Forum Moderators: Robert Charlton & goodroi
I have been trying to learn more about SEO pratices to promote web site but there is one area that I can't get clarity. Currently advertiser with a firm who I am told use duplicate content to promote and bring traffic, explain to me :
The most common way to block the search engines is by use of a “robots.txt” tag in the root directory of your web site. The robots.txt file is primarily used to tell the search engines where they can and cannot go.
# go away
User-agent: *
Disallow: /
Simply put, User-agent is the name the search engine calls itself when it requests information from your site (”*” = any). So in other words all search engines need to pay attention to what follows. “Disallow” should be obvious, and “/” is the root directory of the web server (and by default anything below).

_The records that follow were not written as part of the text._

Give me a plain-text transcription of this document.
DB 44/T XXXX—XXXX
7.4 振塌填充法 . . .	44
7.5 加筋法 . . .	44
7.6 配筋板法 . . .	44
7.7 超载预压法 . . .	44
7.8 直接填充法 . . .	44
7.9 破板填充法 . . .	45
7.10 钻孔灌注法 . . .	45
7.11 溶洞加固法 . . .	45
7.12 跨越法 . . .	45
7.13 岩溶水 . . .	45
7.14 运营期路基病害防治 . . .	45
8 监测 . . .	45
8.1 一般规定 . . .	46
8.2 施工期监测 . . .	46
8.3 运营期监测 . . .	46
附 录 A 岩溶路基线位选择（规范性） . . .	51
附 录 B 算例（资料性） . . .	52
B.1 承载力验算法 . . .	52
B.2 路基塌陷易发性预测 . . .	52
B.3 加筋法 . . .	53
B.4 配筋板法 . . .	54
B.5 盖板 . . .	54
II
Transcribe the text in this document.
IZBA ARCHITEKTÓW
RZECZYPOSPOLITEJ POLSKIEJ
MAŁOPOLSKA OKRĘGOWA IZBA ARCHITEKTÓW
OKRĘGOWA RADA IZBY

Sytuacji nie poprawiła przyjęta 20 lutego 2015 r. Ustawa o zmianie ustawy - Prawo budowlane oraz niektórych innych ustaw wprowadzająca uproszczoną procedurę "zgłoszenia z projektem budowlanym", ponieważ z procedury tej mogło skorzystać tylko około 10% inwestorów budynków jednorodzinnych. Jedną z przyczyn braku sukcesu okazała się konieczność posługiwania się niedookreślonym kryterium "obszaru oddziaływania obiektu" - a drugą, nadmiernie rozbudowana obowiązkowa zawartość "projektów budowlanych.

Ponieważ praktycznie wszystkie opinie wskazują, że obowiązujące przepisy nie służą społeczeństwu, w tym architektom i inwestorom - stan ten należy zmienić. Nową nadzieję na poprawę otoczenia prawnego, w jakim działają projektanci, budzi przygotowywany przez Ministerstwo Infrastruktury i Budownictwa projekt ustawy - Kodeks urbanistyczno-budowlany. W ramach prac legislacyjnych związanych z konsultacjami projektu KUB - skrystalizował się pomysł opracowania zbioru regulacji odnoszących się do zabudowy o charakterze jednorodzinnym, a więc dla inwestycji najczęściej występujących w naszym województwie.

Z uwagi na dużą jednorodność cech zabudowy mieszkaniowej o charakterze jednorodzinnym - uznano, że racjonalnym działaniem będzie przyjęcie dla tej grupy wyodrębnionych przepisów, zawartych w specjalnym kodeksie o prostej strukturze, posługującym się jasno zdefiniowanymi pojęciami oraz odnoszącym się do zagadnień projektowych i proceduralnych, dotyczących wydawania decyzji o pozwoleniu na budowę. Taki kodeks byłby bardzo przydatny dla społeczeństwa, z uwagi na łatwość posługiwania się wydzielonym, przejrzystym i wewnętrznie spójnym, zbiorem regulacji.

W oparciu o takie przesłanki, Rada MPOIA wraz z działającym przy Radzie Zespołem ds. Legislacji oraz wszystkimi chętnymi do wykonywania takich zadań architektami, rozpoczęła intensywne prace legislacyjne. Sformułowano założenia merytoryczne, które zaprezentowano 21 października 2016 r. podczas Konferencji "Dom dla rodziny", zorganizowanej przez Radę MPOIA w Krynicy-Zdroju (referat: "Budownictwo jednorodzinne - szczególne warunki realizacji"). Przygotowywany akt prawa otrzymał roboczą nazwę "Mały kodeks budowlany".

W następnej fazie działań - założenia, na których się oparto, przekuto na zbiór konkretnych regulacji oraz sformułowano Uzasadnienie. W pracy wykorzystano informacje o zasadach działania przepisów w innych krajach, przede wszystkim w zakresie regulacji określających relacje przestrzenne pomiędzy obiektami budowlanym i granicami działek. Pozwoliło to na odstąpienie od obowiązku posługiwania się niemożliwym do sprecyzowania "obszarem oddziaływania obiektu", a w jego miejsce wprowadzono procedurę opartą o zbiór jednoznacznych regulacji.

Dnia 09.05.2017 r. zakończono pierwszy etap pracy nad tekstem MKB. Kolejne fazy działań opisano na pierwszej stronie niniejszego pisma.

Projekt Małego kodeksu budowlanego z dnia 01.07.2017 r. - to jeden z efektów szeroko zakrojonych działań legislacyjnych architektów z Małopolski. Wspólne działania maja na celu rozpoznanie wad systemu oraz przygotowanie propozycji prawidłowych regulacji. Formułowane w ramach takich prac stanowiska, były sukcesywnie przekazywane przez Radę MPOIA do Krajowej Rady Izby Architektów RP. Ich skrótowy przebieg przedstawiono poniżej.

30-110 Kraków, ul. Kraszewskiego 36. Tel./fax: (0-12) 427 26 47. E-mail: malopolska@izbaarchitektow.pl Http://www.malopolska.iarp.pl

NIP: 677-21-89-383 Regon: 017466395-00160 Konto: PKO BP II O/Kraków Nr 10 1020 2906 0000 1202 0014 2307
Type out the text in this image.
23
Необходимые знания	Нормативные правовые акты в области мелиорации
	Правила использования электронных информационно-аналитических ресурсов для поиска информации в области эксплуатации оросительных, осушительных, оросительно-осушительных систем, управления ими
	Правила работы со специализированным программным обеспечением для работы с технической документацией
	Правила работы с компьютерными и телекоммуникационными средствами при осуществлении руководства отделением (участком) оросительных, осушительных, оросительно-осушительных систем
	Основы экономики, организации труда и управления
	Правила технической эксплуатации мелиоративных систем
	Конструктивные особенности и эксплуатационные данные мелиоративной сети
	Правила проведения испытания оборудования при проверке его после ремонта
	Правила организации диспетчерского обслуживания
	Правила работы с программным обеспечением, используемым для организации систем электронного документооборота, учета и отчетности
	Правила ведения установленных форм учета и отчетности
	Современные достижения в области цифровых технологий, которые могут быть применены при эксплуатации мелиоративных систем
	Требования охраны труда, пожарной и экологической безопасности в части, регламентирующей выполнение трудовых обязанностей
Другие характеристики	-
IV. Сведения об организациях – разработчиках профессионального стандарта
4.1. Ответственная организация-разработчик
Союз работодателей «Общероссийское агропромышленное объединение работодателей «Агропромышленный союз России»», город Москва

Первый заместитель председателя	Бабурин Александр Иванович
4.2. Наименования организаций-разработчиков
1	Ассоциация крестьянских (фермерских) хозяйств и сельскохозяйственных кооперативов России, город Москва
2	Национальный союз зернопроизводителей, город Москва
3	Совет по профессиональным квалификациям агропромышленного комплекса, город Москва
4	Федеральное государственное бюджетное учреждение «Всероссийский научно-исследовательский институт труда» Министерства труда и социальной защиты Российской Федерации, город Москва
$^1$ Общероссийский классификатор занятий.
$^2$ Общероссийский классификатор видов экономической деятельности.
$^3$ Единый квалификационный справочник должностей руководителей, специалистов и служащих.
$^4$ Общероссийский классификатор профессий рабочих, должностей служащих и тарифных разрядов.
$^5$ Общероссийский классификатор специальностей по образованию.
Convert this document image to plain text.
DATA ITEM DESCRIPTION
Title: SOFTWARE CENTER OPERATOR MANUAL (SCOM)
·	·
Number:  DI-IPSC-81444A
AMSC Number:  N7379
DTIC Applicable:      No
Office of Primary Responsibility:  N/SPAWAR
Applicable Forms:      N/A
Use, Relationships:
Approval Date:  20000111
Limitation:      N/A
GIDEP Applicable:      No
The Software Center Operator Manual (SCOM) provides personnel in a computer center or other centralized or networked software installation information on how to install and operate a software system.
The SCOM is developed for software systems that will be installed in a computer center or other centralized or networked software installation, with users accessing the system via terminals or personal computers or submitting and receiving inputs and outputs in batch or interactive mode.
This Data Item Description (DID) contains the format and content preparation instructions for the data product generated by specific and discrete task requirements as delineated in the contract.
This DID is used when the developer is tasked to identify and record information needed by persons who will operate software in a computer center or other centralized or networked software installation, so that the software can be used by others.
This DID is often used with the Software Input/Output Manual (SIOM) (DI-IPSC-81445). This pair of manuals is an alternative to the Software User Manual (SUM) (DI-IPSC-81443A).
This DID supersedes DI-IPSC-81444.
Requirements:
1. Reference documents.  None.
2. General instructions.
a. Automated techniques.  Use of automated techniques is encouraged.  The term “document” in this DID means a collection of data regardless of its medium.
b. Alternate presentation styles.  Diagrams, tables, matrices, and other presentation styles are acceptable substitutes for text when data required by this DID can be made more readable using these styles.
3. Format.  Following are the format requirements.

Have a associate who disputes this and ask the following of me to which I am hoping to get answers to the following
1.) What directory do they put that in?
2.) How can they do that if they exclude the site from getting crawled?
Just wanting to see if I stay the current course or if it's better to move away from this duplicate content all together?
Robots.txt is a standalone file called, naturally enough, robots.txt. It is placed in the root directory of the domain and tells spiders where they should not index. So yes, if you intentionally create duplicate or near duplicate pages for marketing purposes, it's a good idea to only allow one version to be indexed.
While a full discussion of robots.txt syntax is better suited for our robots.txt forum [webmasterworld.com], you don't need to disallow the entire site. You can build rules in robots.txt that will disallow only one directory or even only one url. Takeing even further, Google supports pattern matching wild card rules, too, even though wild cards are not currently part of the robots.txt standard. In your Webmaster Tools account, Google offers tools to help you validate your robots.txt file and make sure that your rules actually do what you intend.
There's also another way to restrict indexing of any given page - use a robots meta tag in the url's <head>.
There is also the issue of "dangling URLs". I have been mulling these issues for a little while, but several bloggers have now published some very convincing articles in recent weeks on this subject.